The last few weeks have been anything but normal around the Woods' house. John has been off work, which has been nice for me and the kids. The kids have been out of school for the Christmas holidays. We've spent lots of time together as a family which has also been nice for the kids and for John and I. But, tomorrow, everything will seem to be back to normal. John went back to work today, the boys start back to school tomorrow, and the girls start back to WeeOnes tomorrow. Then, on Wednesday, BSF will begin again for the girls and I. I will be back to getting up early, making lunches, getting kiddos off to school, running errands, doing laundry (somehow the laundry never stops no matter what time of year it is), picking the kids up from school, etc., etc., etc. I've been ready to get back to a normal schedule, but I've also enjoyed my children being home and John being here with us for a few weeks.
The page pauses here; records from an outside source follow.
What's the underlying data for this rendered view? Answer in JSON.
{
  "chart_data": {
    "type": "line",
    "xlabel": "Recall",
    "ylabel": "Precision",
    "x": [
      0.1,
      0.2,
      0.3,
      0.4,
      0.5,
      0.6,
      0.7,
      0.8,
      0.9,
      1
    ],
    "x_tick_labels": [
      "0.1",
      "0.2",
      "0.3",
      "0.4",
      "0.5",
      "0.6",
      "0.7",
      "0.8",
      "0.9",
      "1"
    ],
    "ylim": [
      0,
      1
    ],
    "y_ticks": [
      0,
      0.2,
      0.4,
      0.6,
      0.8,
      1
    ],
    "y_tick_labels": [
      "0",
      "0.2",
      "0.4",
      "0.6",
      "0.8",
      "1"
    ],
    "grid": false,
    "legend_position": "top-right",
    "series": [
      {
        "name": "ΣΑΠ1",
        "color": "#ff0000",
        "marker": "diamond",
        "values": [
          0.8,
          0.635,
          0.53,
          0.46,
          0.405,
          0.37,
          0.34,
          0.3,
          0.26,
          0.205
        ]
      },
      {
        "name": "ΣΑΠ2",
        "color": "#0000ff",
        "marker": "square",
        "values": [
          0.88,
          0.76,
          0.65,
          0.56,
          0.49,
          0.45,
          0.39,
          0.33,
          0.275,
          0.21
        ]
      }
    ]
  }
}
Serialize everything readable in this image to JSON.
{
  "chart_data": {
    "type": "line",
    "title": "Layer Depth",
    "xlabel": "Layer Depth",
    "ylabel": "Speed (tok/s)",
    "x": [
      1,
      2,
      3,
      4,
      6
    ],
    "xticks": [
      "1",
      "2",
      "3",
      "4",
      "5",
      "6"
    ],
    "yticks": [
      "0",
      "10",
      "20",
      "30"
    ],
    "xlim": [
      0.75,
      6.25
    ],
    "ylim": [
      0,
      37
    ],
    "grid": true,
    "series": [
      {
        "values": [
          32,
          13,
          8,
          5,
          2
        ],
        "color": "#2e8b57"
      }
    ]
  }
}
As 2009 us now underway, I think about new beginnings. I don't usually make new year's resolutions, because I seldom follow through. But, I've been convicted about my personal time with God. I don't spend near enough personal time with the One who loved me enough to die for me. The One who has forgiven me of everything I've ever done wrong, and the One who has a place prepared for me when I die. The One who cares for me day after day, providing for my every need. The One who is my Savior and my friend. The One whom I can call on any time. The One who longs for me to spend time with Him. It is Jesus! I've committed to get up earlier, to win the "battle of the blanket", to not let busyness get in the way, and to start my day with my Lord! I've tried to face each day in my own strength and have failed miserably. I need God's strength to be a Godly wife and mother. My Sunday School teacher challenged our class this past Sunday to read a Proverb a day, and I'm going to take him up on his challenge. I'm also going to stop waiting until the last minute to work on my BSF (Bible Study Fellowship) lesson. Lord, please help me to follow through with my commitment to You. I love you and I want my life to show evidence of that. Thank you for convicting me when I am not walking with you!
On another note, my Bradley lost another tooth yesterday. That was big news in his 7-yr. old world. The only two pictures I have to share today are of my boys in their Longhorn attire. They took a nap today so they could stay up late tonight and watch the Longhorns play football.